読めもせぬのに|渡会源一


6|蛸烏賊問答


クラーケンという怪物がいる。大海蛇のシーサーペントと並ぶ、西洋の海の大怪物である。「まるで島のようで、周囲に魚群が集まるため、クラーケンの上に着地して漁労が行える」という程のスケールだ。
今も昔も、海洋は宇宙と共に未知の世界であるから、海洋の巨大生物についての記録は洋の東西を問わず数多ある。
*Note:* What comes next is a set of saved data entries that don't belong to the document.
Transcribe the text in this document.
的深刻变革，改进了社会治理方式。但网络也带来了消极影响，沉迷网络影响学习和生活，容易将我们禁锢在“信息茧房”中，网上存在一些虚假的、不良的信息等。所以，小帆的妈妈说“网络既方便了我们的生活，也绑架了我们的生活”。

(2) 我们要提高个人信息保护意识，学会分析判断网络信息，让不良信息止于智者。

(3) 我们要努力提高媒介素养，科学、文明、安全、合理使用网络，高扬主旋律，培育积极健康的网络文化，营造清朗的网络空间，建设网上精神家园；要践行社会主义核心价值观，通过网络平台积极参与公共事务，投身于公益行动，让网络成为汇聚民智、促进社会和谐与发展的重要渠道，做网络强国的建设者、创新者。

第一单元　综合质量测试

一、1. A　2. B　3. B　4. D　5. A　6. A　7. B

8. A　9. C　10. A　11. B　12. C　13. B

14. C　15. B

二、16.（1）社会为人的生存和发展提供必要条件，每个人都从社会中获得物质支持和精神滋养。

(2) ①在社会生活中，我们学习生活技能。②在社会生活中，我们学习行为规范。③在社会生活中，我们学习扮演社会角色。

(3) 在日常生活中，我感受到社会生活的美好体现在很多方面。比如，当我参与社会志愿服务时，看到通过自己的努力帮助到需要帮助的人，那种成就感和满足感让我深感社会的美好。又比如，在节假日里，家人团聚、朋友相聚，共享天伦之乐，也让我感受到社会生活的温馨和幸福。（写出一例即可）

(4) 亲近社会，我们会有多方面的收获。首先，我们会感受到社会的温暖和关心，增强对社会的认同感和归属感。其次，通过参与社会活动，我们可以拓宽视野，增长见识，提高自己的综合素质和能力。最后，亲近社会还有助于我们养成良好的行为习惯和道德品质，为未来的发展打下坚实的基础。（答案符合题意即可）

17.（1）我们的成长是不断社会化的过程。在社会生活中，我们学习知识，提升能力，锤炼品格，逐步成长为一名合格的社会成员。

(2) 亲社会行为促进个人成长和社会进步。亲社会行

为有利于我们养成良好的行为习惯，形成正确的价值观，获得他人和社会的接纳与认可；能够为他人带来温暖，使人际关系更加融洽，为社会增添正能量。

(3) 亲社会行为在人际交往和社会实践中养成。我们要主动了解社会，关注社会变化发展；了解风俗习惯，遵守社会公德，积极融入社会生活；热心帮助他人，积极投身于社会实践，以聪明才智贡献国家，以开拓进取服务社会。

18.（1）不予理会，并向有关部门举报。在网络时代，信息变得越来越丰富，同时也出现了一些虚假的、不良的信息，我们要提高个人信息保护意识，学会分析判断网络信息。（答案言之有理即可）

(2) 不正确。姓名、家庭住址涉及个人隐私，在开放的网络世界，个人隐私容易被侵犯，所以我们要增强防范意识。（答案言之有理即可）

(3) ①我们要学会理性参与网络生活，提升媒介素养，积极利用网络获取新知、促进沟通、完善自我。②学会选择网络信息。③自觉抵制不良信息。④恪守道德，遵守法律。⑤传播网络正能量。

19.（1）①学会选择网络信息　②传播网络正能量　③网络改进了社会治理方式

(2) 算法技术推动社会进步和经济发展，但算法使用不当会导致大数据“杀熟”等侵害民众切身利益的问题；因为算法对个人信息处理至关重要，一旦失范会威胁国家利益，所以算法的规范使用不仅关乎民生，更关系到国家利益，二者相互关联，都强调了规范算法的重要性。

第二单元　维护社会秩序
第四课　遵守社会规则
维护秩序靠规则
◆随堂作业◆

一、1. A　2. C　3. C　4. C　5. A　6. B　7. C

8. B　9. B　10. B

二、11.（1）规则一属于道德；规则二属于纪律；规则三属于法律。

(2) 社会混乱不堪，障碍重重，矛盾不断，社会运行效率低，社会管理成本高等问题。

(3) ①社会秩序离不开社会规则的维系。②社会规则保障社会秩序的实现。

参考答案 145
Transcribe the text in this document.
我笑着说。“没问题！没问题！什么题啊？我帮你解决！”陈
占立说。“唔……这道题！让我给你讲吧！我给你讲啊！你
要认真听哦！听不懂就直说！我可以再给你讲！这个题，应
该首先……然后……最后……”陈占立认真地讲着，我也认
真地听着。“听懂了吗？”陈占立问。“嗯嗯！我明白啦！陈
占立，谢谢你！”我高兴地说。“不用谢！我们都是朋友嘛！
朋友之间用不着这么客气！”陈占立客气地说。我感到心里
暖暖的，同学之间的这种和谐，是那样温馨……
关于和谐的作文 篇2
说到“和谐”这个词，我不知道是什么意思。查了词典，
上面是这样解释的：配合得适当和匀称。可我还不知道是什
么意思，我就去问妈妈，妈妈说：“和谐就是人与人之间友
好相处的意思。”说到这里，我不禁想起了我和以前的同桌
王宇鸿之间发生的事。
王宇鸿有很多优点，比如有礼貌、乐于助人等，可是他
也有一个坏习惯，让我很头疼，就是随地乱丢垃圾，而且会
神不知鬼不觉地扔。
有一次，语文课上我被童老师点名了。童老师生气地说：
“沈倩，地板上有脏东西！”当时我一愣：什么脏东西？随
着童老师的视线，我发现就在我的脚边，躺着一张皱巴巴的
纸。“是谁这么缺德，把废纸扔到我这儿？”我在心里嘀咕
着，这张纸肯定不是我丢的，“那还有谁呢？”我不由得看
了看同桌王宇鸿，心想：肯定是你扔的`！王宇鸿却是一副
白髪三千丈の国、中国には長さ数百里の「鰌魚(ゆうぎょ)」(『夷堅志』)がいるし、日本では「背ノ広キコト方六七十丈」の「アカヱイ」(『三国通覧図説』)が記録されており、『東遊記後編』にも春に南海に行き秋に戻って来る全長二里から三里もあるアイヌの巨大魚「オキナ」が登場する。

クラーケンは大鯨とも巨大ロブスターともされてきたが、フランスの軟体動物学者ドニ=モンフォール(1766–1820)によって大蛸に同定された。モンフォールは巨大な海洋生物に襲われたとされる艦船に残された、所謂「鴉トンビ」(顎板)を大蛸のものとしたのである。現在ではこの「鴉トンビ」は、実在の大烏賊ダイオウイカのものだったとされている。ダイオウイカは全長18メートルに及び、確認されているものでは最大の頭足類であり、テレビ番組のドキュメンタリー映像でご覧になった方も少なくないだろう。一方の蛸は、ミズダコの体長9メートルが最大記録であり、なかなかの迫力ではあるが、大きさでは烏賊に水をあけられている。
しかし永らく巨大蛸の存在は信じられ続け、博物学者ビュフォン(1707-1788)による実在の生物を網羅した大図鑑『一般と個別の博物誌』にも、モンフォールによる図(冒頭の図)がそのまま掲載されている。

こちらはチャールズ・フレデリック『動物の驚異』(1885)に描かれたダイオウイカ

烏賊と蛸、大きささえ問わなければ、どちらもさほど珍しい生き物ではない。寿司ネタの代表でもある。なのになぜかその「怪物性」や「物語性」は蛸の方に付与されることが多い。その坊主頭のせいだろうか。国内の記録に限るが、ざっと調べてみると、「泉州岸和田の海辺に、蛸の背に乗って地蔵が現れた」(建武年間[1334–1338])、「越後で石の六地蔵から出て来た四、五尺ほどの蛇を追いかけると、蛇は海に逃げ、目の前で七本足の蛸に化した」(『兎園小説』文化9年[1812]の記録)などというものもある。そもそも蛇が蛸になるのは、それほど珍しい現象とは考えられていなかったようで、『閑田耕筆』や『世事百談』、『想山著聞奇集』にもその記述がある。

『想山著聞奇集』(1850)の七本足の蛸


また日本全国の物産を紹介した『日本山海名産図会』では、「越中滑川の大蛸は牛馬を取り喰い、漁舟を引っくり返して人を捕る……この大蛸の吸盤を一つ食べると一日の食事に足りる」とあり、なかなか具体的である。

『日本山海名産図会』(1799)の滑川の大蛸

少々ギネスブックめいた『(和漢)古今角偉談』(1785)にも、巨大蛸が取り上げられている。タイトルの「角偉」は、巨大なものを挙げて競うことを意味する。
烏賊の方の記録は、「江の島沖で大烏賊(おそらくダイオウイカ)が引き上げられた」(『諸国里人談』享保15年[1730]の記録)というものくらいだ。何だか少々、烏賊が可哀想にも思えてくる。ついつい深海でマッコウクジラと格闘し、挙げ句の果てにその餌食になってしまうダイオウイカの孤独を、あらためて嚙みしめてしまう。蛸焼もいいけれど、烏賊索麺も捨てがたいのである。

ここでは、御負けとして『古今角偉談』に取り上げられた巨大生物をいくつか紹介しておく。

「大鼠」、「大蛸」、「大魚」(鯨)、「大蛤」(蜃)、「大足跡」(ダイダラボッチの足跡)

 

渡会源一(わたらいげんいち)

東京都武蔵野市出身。某財団法人勤務のかたわら、家業の古書店で店員見習い中。